À ce jeu des grands petits vins, la Galice a plus d'un tour dans son sac. Le délicieux Alanda 2009, "entrée de gamme" de José Luis Mateo dont je vous ai parlé ici, à peine plus coûteux, a été un des rayons de soleil de ce week-end balnéaire. Il fait en tout cas partie des bouteilles indispensables en Espagne, loin devant des marques aussi usées que leurs caldos. N'oublions pas non plus l'incontournable Rioja, la Navarre, le mourvèdre du Levante et des choses moins connues comme les délicieux crus d'altitude de la région de Madrid, à l'image de la croquante Bruja averia 2012, du Comando G. Un grenache délicat et
gourmand, sans bois
ni lourdeur, à l'opposé des espagnolades imbuvables, produit dans
la Sierra de Gredos, à l'ouest de la capitale, par Fernando García (Bodegas
Marañones), Daniel Gómez Jiménez Landi (Bodegas Jiménez Landi) y Marc
Isart (Bodegas Bernaveleva). Et surtout un bien meilleur rapport qualité/prix que leur cuvée
Las Umbrías dont je vous avais parlé ici.

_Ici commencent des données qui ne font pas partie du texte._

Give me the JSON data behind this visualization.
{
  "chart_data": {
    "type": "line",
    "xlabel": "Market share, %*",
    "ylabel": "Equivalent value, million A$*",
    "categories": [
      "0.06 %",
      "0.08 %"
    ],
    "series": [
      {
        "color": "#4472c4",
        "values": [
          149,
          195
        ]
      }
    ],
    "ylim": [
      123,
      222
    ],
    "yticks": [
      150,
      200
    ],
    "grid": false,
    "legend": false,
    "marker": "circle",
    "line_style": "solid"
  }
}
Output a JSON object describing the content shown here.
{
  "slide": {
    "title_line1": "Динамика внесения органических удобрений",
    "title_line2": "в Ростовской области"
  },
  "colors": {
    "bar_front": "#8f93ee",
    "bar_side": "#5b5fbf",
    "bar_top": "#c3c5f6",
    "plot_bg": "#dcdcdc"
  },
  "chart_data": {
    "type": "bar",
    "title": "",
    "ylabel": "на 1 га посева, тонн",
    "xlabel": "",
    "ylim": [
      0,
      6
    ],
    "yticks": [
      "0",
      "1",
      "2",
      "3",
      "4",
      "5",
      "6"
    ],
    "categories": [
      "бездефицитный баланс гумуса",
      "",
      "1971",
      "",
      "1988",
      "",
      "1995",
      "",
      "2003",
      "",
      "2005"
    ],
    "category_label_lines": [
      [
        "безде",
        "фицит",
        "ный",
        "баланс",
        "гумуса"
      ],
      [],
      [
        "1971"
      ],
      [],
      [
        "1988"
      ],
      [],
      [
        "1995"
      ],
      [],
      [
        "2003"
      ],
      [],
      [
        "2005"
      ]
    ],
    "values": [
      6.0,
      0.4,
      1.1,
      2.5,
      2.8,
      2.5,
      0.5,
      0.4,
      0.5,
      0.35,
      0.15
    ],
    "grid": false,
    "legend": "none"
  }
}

Mais le défaut des cuvées chères en Espagne, ce n'est pas tant un problème de portefeuille qu'une histoire de (mauvais) goût. Car au delà du côté nouveau riche de certains tarifs, quand on goûte ces soit-disant grandes bouteilles, la plupart d'entre elles ne se distinguent de leurs petites sœurs que par un apport massif de chêne neuf, jusqu'à atteindre des niveaux caricaturaux, genre "pipe à Pinocchio". Je me souviens ainsi de l'exemple d'un domaine visité par hasard dans un magnifique coin perdu de la Ribera del Duero, peu de choses différenciaient les jus premiers prix du haut de gamme, si ce n'est un cercueil en bois massif, comme dans les coopés françaises d'il y a vingt ans. Alors, là, oui, il fallait absolument être radin, éviter de dépenser trop afin d'éviter d'être confronté à l'indigeste prétention des jus de planche supérieurs!
Il y a bien sûr de trop rares exceptions qui confirment cette règle. Mais dans ce pays où la culture vigneronne est quasi absente, où la violence aromatique du Caca-Cola formate les palais, le "mieux" reste généralement l'ennemi du bien. C'est avec la plus grande circonspection qu'il faut aborder les "grandes cuvées". Tout en se méfiant aussi des plus petites, entre vinasse industrielle à rendre sourd et aveugle et vino joven, terminologie qui regroupe généralement de caricaturales macérations carboniques aux arômes surprenants (euphémisme).
Mais revenons à ce qui se boit. Et, paradoxalement en Catalogne, une des régions du Royaume où l'on est le plus porté, en matière vinicole notamment, sur le bling-bling, sur le clinquant. Évitons la côte, filons vers Manresa, à l'intérieur des terres, entre la mythique montagne de Monserrat dont les formes étranges inspirèrent Gaudi et les Pyrénées. J'ai bu là un des meilleurs canons que j'ai pu trouver dans le nord-est espagnol. Mille fois plus sexy que l'horrible priorat pas mûr dont je parlais plus haut!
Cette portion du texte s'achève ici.